Increasing evidence suggests that inflammation plays an essential role in the onset of DN. Specifically, the proinflammatory cytokines IL-6 and TNF-α play an essential role in the pathogenesis of this condition. The causal influence of these cytokines depends on body composition, with excess fatty tissue contributing to chronic inflammation in both hypertensive and diabetic elderly individuals (Donate-Correa et al., 2021; Zhao et al., 2020). Inflammation is defined by an elevation in macrophages in various tissues, accompanied by increased cytokine production. This inflammatory response is believed to be a driver of insulin resistance (Liu et al., 2022). Beyond insulin resistance, the inflammatory process appears to play a central role in the onset of diabetic complications, including nephropathy. It has been shown that high TNF-α in adipose tissue is associated with insulin resistance and that neutralization of this cytokine can restore glucose uptake by peripheral tissues. Similarly, the level of TNF-α correlates with insulin resistance and decreases with weight loss (Hu et al., 2024). In the context of DN, inflammation is a major contributor to the development of the disease. Elevated levels of IL-6 and TNF-α have been observed in the renal tissues of individuals with DN. These cytokines can disrupt insulin signaling pathways, leading to impaired kidney function and the development of proteinuria, a hallmark of DN (Zheng et al., 2021). A deep understanding of the underlying mechanisms by which these inflammatory mediators contribute to the onset of this debilitating condition may inform the development of targeted therapeutic interventions to prevent or slow the progression of DN (Song et al., 2024). The present studies indicated that rats with DN demonstrated significant elevations in the IL-6 and TNF-α concentrations relative to the control. Nevertheless, the yangonin successfully reduced the IL-6 and TNF-α in the DN rats, which highlights its anti-inflammatory activity.

Despite the promising findings in this study, several limitations should be considered.

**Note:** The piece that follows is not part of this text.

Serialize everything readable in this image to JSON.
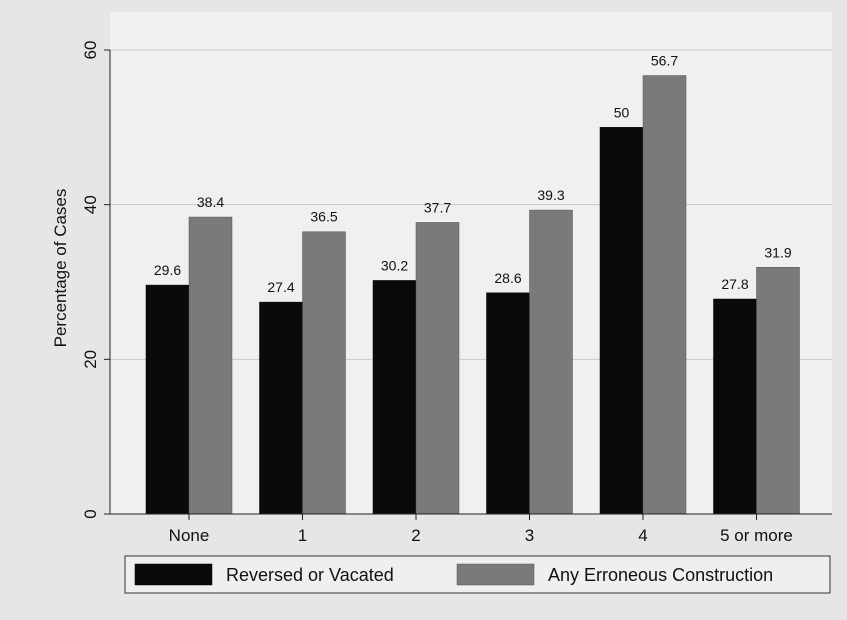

First, the current study is conducted only in an animal model, which may not fully reflect the complexity of DN in humans. Second, the sample size of rats used may limit the generalizability of the results. Additionally, the duration of the treatment was relatively short, and the long-term effects of yangonin on DN remain unclear. Furthermore, while the study demonstrates the potential of yangonin in mitigating oxidative stress and inflammation, the precise molecular mechanisms underlying its effects were not explored in depth. Future studies should focus on investigating the specific molecular pathways involved in yangonin’s action, particularly through in-depth molecular studies and human clinical trials.

Conclusion

The present findings indicate that yangonin may effectively mitigate DN in rats. The treatment of yangonin led to a significant reduction in glucose and an elevation in body weight of the DN rats. Furthermore, the yangonin treatment also demonstrated a decrease in renal dysfunction markers, inflammatory response, and oxidative stress via boosting the anti-oxidant levels in rats with DN. In conclusion, these findings suggest that yangonin possesses the potential to serve as an advantageous treatment option for DN. Despite the promising findings in this study, several limitations should be considered. The current study is conducted only in animal models, which may not fully reflect the complexity of DN in humans. The sample size and the duration of the treatment were relatively short, and the long-term effects of yangonin on DN remain unclear. Furthermore, while the study demonstrates the potential of yangonin in mitigating oxidative stress and inflammation, the precise molecular mechanisms underlying its effects were not explored in depth. Future studies should focus on investigating the specific molecular pathways involved in yangonin’s action, particularly through in-depth molecular studies and human clinical trials.